No segundo semestre do ano, o varejo digital passa por um daqueles momentos que misturam festa e tensão: é um pico de vendas, uma maré alta que pode empurrar receitas para patamares recordes e, ao mesmo tempo, um teste de resistência contra fraudes e fricções na jornada do cliente. Segundo a Confederação Nacional do Comércio de Bens, Serviços e Turismo (CNC) em 2025, essa data deve movimentar cerca de R$9,9 bilhões no varejo brasileiro. Isso é importante não blacksó pelo volume, mas porque cada tentativa de compra é uma oportunidade e cada barreira mal calibrada é uma venda perdida.
Sempre gosto de imaginar o processo de checkout como uma ponte entre a emoção do cliente, o desejo de presentear alguém e a operação logística da loja. Se essa ponte for estreita e cheia de obstáculos, como formulários longos, validações excessivas ou recusas injustificadas, muitos atravessam só até a metade e desistem. No Brasil, cerca de 82% dos carrinhos são abandonados em alguma etapa da compra, segundo o E-commerce Radar, um sinal claro de que a experiência ainda perde para a complexidade.
Do outro lado dessa equação está a fraude: em 2024 foram identificadas 2,8 milhões de tentativas de fraude no e-commerce brasileiro, com um impacto potencial de cerca de R$3 bilhões, segundo a Clearsale. Não é exagero dizer que os fraudadores enxergam os picos sazonais como feriados pessoais. Uma validação frágil custa dinheiro, aprovar golpes dilui margens e corrói reputação, mas uma prevenção mal ajustada também custa caro.
Então qual o equilíbrio? A resposta passa por inteligência e não por rigidez e aqui trago três analogias que uso com meu time para clarear a estratégia:
1. Antifraude como segurança de aeroporto, não como muralha
Um bom aeroporto usa tecnologia (raio-X, biometria), regras e agentes treinados para permitir o fluxo de milhões de passageiros sem transformar a experiência numa penitenciária. Da mesma forma, a prevenção à fraude deve combinar automação (machine learning, regras adaptativas), sinais comportamentais e análise humana em casos ambíguos. Isso reduz falsos positivos (recusas indevidas) sem abrir a porta para golpistas. Dados recentes mostram que, embora o montante total de fraudes tenha se reduzido em percentual, o ticket médio das tentativas fraudulentas subiu, ou seja, é preciso inteligência para detectar ataques mais lucrativos e sofisticados.

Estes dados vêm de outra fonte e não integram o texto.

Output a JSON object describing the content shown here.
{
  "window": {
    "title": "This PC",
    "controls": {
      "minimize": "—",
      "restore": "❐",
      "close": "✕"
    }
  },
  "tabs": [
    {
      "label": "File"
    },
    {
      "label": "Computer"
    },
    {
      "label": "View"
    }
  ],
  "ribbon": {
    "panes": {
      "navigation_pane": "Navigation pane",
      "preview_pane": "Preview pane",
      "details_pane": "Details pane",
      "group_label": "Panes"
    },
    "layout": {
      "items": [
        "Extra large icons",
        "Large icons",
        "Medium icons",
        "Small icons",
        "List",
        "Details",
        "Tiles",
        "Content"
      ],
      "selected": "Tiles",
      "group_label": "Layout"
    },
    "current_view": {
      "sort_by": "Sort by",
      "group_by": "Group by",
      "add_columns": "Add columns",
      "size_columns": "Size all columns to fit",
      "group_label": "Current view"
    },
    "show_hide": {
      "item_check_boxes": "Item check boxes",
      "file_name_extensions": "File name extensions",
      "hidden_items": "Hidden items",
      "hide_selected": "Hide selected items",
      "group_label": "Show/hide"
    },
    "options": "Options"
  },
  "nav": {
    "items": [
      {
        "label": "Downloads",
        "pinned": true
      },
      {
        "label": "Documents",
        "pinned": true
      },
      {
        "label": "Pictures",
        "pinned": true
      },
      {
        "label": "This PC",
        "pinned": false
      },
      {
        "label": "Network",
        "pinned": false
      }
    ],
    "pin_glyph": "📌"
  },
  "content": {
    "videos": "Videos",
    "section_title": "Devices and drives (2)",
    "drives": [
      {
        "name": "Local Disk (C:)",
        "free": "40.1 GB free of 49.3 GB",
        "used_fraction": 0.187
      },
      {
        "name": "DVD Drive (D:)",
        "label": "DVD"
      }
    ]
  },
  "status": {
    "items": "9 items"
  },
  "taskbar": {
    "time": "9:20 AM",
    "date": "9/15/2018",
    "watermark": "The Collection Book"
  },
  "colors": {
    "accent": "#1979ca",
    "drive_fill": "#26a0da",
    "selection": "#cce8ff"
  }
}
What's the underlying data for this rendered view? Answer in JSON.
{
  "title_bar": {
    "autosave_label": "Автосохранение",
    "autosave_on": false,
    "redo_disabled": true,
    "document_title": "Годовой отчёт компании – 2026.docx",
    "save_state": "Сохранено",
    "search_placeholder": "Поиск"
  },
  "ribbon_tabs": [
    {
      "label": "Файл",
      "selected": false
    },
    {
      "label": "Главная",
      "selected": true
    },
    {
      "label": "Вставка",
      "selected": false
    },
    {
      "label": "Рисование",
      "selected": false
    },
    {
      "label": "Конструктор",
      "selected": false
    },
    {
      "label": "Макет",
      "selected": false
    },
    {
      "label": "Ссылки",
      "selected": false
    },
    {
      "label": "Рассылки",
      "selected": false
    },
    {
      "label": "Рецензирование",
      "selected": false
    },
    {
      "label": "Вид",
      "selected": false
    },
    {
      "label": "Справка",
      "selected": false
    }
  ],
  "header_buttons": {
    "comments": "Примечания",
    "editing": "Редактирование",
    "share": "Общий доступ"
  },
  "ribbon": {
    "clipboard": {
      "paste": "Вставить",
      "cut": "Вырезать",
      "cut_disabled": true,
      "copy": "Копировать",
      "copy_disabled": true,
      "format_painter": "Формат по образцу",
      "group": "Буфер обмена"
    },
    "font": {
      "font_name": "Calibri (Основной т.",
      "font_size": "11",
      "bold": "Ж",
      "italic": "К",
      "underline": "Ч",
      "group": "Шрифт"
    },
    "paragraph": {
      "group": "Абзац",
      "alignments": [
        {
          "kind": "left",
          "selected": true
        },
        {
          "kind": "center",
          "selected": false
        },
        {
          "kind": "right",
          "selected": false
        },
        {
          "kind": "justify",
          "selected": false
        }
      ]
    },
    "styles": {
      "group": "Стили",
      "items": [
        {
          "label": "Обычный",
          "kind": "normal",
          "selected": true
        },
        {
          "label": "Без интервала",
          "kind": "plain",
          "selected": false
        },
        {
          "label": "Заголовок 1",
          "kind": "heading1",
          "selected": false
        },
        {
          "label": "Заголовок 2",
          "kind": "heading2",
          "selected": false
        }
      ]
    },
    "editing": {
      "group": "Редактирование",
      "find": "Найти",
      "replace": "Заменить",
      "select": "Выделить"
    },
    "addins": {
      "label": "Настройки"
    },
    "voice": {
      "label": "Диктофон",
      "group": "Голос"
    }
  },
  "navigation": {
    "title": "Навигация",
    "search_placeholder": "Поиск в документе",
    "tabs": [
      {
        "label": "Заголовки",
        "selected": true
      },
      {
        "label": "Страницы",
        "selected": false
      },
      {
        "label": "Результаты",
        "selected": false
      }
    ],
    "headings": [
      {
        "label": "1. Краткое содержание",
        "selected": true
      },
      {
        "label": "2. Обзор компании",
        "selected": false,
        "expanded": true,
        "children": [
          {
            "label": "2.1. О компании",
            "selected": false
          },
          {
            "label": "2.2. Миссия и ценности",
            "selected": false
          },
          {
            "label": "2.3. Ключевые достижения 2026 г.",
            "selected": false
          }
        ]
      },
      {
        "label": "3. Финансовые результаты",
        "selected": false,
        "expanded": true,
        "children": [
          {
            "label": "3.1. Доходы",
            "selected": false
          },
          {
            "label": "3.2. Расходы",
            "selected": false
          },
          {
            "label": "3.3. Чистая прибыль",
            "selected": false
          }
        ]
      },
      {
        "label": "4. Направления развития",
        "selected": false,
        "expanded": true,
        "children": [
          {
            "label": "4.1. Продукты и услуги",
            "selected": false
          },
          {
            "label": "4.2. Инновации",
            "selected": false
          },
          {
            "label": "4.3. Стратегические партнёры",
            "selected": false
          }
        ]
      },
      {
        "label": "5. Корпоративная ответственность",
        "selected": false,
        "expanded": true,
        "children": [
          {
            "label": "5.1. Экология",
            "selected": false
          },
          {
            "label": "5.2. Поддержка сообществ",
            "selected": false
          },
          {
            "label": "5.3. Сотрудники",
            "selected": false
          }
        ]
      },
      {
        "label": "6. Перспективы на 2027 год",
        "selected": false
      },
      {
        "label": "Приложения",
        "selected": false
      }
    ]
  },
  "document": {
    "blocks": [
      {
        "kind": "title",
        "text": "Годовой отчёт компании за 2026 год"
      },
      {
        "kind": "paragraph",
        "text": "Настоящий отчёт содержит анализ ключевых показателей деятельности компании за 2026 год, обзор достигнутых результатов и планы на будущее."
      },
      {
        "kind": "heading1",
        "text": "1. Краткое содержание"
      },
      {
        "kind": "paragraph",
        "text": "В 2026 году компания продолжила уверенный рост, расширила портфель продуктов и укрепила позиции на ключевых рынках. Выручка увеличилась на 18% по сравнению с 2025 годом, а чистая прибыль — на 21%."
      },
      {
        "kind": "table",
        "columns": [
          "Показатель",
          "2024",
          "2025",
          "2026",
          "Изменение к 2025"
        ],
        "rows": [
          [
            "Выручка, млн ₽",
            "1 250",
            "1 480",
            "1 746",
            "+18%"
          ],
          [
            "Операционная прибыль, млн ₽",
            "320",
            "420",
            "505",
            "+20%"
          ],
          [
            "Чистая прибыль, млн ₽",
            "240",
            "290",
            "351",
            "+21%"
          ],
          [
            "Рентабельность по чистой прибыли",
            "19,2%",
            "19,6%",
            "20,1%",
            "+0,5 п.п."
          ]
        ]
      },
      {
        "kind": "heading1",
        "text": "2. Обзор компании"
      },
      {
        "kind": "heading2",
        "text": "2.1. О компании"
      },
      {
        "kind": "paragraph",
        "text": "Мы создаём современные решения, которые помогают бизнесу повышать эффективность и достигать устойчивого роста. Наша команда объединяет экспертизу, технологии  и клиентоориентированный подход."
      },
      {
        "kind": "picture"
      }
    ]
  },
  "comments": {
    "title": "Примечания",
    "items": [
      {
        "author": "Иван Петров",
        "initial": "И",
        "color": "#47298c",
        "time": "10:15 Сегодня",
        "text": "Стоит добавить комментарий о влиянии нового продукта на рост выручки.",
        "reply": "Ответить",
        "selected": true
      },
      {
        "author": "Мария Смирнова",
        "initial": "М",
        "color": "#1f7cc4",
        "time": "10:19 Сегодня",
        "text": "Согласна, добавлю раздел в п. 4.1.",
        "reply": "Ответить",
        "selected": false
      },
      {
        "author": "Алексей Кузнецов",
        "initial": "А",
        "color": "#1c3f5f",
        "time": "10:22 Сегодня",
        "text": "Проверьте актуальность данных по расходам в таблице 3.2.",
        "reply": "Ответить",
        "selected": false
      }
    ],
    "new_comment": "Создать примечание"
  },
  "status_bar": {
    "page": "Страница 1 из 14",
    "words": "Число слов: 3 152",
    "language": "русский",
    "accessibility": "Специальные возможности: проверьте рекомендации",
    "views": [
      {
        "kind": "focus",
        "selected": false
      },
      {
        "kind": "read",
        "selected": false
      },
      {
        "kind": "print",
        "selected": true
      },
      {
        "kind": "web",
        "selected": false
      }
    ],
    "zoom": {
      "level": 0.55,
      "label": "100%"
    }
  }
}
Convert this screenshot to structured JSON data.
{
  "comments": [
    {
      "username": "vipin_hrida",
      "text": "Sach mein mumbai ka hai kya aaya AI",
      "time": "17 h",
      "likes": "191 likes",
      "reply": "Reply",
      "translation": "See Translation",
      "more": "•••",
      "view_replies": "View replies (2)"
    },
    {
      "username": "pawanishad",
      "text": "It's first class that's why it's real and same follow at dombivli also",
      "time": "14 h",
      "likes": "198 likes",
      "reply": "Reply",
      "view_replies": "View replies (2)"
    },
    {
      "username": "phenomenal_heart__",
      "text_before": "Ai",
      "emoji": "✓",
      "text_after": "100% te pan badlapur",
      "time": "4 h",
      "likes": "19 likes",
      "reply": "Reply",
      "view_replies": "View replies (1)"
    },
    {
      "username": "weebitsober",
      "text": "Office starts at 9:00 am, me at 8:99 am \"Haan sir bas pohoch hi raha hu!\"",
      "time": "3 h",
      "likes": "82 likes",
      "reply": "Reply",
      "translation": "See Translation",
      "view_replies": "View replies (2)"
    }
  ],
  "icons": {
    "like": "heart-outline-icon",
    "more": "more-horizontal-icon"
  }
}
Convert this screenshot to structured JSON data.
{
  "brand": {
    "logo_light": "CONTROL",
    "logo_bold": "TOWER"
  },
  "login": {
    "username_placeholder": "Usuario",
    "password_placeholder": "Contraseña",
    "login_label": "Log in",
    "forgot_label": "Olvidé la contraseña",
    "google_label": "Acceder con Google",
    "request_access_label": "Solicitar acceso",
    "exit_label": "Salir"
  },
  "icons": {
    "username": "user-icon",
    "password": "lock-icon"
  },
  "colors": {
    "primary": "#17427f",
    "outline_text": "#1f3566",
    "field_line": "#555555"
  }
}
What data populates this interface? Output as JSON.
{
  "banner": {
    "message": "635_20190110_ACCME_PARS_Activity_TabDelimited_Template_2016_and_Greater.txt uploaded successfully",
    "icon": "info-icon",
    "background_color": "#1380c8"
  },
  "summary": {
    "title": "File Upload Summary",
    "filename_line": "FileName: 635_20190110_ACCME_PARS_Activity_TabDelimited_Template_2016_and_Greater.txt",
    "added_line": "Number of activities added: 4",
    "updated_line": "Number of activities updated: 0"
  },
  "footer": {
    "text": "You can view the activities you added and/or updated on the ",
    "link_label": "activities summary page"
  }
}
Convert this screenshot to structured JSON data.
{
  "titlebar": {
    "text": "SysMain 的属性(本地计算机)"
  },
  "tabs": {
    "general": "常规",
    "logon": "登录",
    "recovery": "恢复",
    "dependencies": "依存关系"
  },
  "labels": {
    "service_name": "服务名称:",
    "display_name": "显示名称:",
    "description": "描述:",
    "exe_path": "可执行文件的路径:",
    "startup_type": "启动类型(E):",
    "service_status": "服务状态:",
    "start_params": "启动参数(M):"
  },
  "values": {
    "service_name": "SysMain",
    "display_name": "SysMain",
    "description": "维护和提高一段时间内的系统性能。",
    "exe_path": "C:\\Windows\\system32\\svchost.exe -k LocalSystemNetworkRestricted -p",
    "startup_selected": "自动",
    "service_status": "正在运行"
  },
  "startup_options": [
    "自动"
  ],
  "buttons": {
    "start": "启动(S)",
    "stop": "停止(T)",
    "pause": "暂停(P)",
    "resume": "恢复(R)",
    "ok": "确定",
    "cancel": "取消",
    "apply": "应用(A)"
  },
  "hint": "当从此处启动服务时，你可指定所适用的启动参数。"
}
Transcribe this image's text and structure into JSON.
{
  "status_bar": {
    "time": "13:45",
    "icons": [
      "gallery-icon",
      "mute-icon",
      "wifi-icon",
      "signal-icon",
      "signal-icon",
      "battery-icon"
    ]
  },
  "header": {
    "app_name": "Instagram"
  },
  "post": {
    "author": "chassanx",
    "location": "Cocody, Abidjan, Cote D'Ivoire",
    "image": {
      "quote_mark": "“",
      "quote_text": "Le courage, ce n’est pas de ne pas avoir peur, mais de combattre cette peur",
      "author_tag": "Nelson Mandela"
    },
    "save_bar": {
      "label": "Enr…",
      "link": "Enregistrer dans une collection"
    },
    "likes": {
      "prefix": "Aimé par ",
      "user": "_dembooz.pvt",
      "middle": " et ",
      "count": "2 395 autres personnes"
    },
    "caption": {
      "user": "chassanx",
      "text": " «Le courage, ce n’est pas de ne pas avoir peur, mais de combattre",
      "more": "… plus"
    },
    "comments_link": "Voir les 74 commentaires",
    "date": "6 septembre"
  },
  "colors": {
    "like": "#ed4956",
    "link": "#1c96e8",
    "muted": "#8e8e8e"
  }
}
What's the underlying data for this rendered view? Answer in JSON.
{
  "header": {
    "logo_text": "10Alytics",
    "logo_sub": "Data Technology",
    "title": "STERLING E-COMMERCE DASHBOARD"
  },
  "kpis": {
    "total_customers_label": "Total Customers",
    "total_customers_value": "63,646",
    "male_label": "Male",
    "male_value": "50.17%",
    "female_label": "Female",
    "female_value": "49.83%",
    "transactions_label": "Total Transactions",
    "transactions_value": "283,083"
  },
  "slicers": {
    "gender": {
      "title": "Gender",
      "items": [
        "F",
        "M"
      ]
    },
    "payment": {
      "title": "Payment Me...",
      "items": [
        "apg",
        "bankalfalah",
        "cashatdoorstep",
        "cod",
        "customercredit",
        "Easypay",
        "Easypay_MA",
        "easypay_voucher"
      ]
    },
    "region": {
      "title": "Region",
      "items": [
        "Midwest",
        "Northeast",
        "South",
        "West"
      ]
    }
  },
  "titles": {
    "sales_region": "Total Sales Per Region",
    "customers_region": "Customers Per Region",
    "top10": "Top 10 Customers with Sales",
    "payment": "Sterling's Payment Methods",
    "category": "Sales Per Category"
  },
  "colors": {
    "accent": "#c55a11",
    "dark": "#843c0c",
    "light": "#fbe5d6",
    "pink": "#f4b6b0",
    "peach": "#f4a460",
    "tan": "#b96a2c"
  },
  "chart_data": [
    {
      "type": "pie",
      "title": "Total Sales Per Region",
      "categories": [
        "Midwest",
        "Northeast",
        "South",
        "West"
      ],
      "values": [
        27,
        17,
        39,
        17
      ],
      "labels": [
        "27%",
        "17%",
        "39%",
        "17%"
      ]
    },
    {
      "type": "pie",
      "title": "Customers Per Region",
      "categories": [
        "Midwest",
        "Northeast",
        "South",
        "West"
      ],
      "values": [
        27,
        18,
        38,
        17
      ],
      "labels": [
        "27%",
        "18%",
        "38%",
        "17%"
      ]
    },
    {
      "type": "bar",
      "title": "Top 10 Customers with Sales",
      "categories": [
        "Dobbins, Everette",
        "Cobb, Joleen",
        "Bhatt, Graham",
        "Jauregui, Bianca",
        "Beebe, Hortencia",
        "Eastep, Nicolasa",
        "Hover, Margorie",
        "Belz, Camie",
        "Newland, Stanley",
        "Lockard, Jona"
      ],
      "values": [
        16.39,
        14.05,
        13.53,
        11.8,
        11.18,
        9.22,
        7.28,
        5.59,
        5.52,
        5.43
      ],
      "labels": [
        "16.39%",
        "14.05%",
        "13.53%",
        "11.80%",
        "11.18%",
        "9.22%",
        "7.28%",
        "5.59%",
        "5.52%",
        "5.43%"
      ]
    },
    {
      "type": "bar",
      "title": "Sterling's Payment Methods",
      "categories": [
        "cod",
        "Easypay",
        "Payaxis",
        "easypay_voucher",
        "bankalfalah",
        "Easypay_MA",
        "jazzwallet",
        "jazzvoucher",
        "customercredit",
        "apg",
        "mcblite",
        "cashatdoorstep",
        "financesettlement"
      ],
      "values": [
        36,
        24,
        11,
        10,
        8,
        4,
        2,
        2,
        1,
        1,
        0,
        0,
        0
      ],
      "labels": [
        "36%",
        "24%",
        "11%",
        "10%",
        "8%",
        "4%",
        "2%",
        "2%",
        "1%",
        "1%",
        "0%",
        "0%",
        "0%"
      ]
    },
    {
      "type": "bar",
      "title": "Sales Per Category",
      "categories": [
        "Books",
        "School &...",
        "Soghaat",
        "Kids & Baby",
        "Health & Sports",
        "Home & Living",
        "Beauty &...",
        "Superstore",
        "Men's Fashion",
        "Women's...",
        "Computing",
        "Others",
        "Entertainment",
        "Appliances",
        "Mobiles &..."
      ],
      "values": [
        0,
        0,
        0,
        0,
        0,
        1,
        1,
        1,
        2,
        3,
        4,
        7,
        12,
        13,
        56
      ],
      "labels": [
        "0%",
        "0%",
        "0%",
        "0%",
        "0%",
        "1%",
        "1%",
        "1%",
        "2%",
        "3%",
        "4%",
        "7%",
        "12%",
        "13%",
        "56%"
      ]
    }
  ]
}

2. Personalização de risco: limpando o espelho, não borrando todo o vidro
Tratar todo cliente como suspeito é como instalar detectores de metal em todos os lares: além de ineficaz, afasta quem está certo. Ferramentas modernas de orquestração de pagamentos e antifraude permitem “perfilizar” risco em tempo real: histórico do comprador, device fingerprinting, comportamento de navegação, geolocalização, reputação do cartão, entre outros sinais. Com isso, ações automáticas (autorização, desafio adicional, revisão manual) são aplicadas só quando estatisticamente justificadas, preservando a conversão quando o risco é baixo.
3. Medir o que importa: receita recuperada vs custo da fraude vs taxa de abandono
Olhar só para números isolados pode enganar. Aprovar mais compras aumenta a receita, mas também pode gerar mais fraudes; bloquear demais evita golpes, mas faz o cliente desistir da compra. Empresas que testam diferentes abordagens e acompanham o impacto real nas vendas conseguem encontrar o equilíbrio certo. No Brasil, relatos do setor mostram que soluções inteligentes de validação de identidade e gestão de pagamentos já ajudaram a liberar dezenas a centenas de milhões em compras legítimas, provando que investir em tecnologia que funciona de forma eficiente realmente vale a pena.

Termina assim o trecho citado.